The House Intelligence Committee has reportedly asked the Trump administration to provide evidence for the president’s allegations by Monday, and last week the leaders of the Senate Judiciary Committee formally requested any Justice Department or FBI documents related to the alleged wiretaps as well.
Trump himself ignored repeated requests from a reporter on Friday to back up his wiretap accusation. In addition, no one in his administration has been willing to support or even personally agree with Trump’s allegations either. And in the unlikely event that there is evidence of a judge-approved FISA warrant to tap Trump and/or Trump Tower, that would draw even more attention and lend credence to the concerns that Trump officials had ties to Russia during the campaign.
McCain weighed in on that subject during Sunday’s State of the Union interview too:
[T]here’s a lot of things about our relations with Russia that trouble me a lot. For example, why was the provision in the [official GOP platform at the Republican National Convention] that called for the provision of defensive weapons to Ukraine, after being invaded by Russia, why was that taken out of the Republican platform? Clearly, it was not the will of most Republicans. There’s a lot of aspects of this whole relationship with Russia and Vladimir Putin that requires further scrutiny. And, so far, I don’t think the American people have gotten all the answers. In fact, I think there’s a lot more shoes to drop from this centipede.

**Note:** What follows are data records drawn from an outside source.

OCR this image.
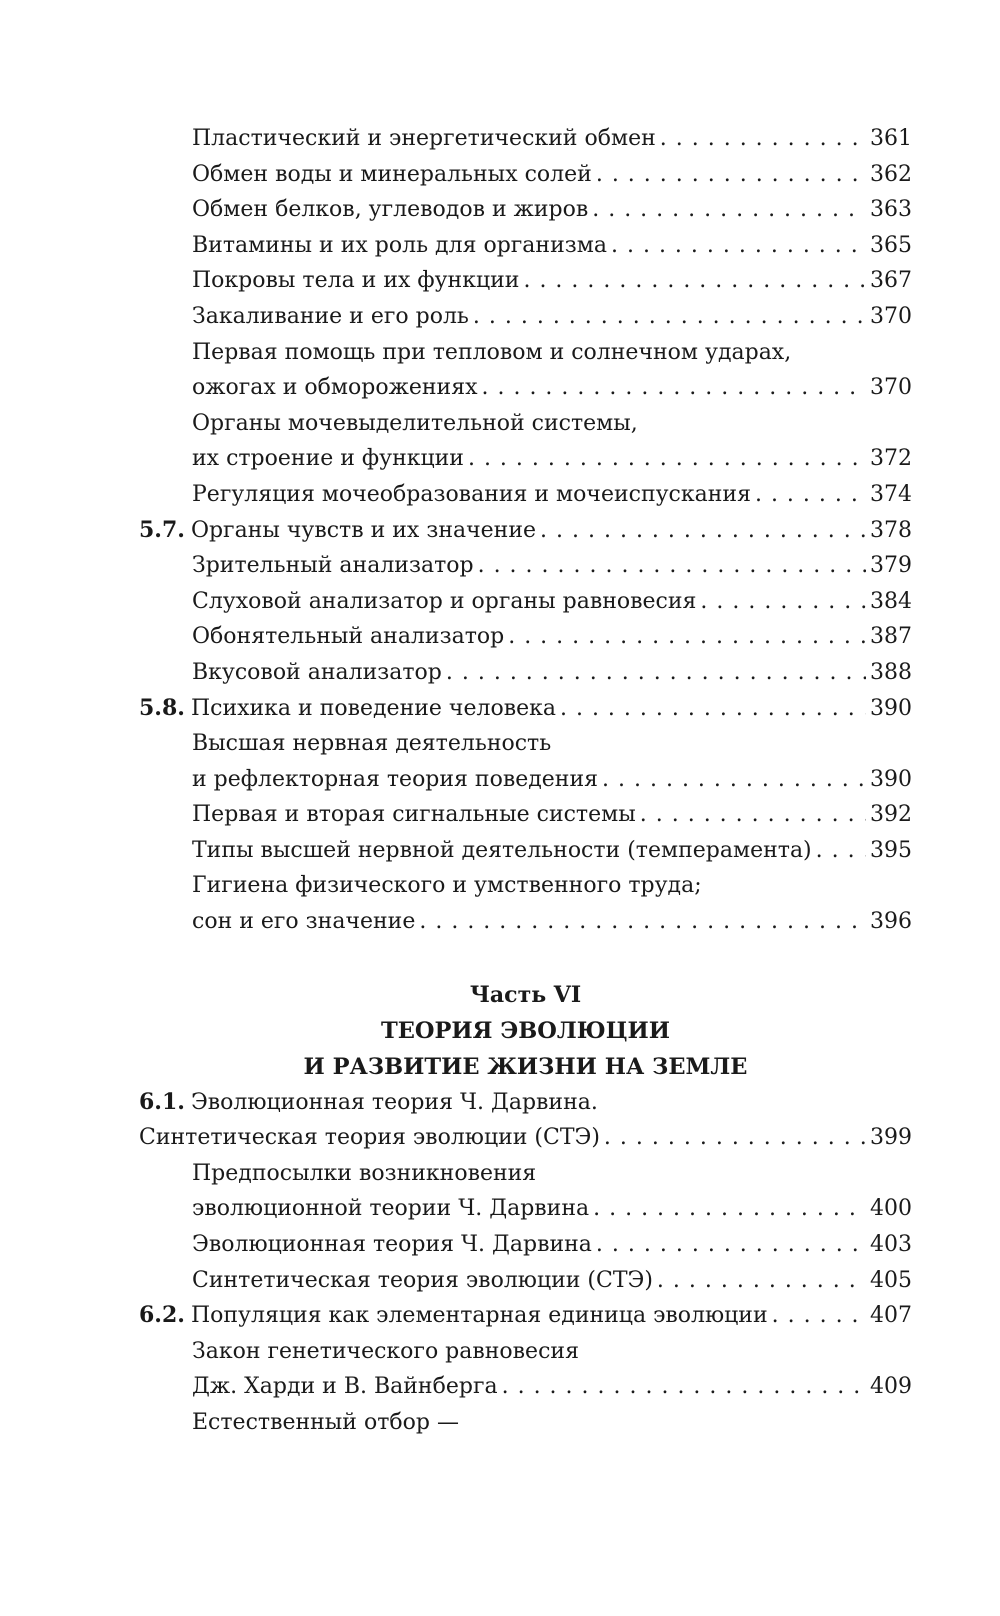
Пластический и энергетический обмен . . .	361
Обмен воды и минеральных солей . . .	362
Обмен белков, углеводов и жиров . . .	363
Витамины и их роль для организма . . .	365
Покровы тела и их функции . . .	367
Закаливание и его роль . . .	370
Первая помощь при тепловом и солнечном ударах,
ожогах и обморожениях . . .	370
Органы мочевыделительной системы,
их строение и функции . . .	372
Регуляция мочеобразования и мочеиспускания . . .	374
5.7. Органы чувств и их значение . . .	378
Зрительный анализатор . . .	379
Слуховой анализатор и органы равновесия . . .	384
Обонятельный анализатор . . .	387
Вкусовой анализатор . . .	388
5.8. Психика и поведение человека . . .	390
Высшая нервная деятельность
и рефлекторная теория поведения . . .	390
Первая и вторая сигнальные системы . . .	392
Типы высшей нервной деятельности (темперамента) . . .	395
Гигиена физического и умственного труда;
сон и его значение . . .	396
Часть VI
ТЕОРИЯ ЭВОЛЮЦИИ
И РАЗВИТИЕ ЖИЗНИ НА ЗЕМЛЕ
6.1. Эволюционная теория Ч. Дарвина.
Синтетическая теория эволюции (СТЭ) . . .	399
Предпосылки возникновения
эволюционной теории Ч. Дарвина . . .	400
Эволюционная теория Ч. Дарвина . . .	403
Синтетическая теория эволюции (СТЭ) . . .	405
6.2. Популяция как элементарная единица эволюции . . .	407
Закон генетического равновесия
Дж. Харди и В. Вайнберга . . .	409
Естественный отбор —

Responding to the story that longtime Trump adviser Roger Stone had admitted messaging with the the “Guccifer 2.0” hacker or hackers who claimed responsibility for hacking the Democratic National Committee last year,
Trump McCain said that he believes Stone and others in the Trump campaign “need to be questioned”:
This whole issue of the relationship with the Russians and who communicated with them and under what circumstances clearly beg – cries out for investigation. But I would also point out we should not assume guilt until we have a thorough investigation. I’m not judging anyone guilty.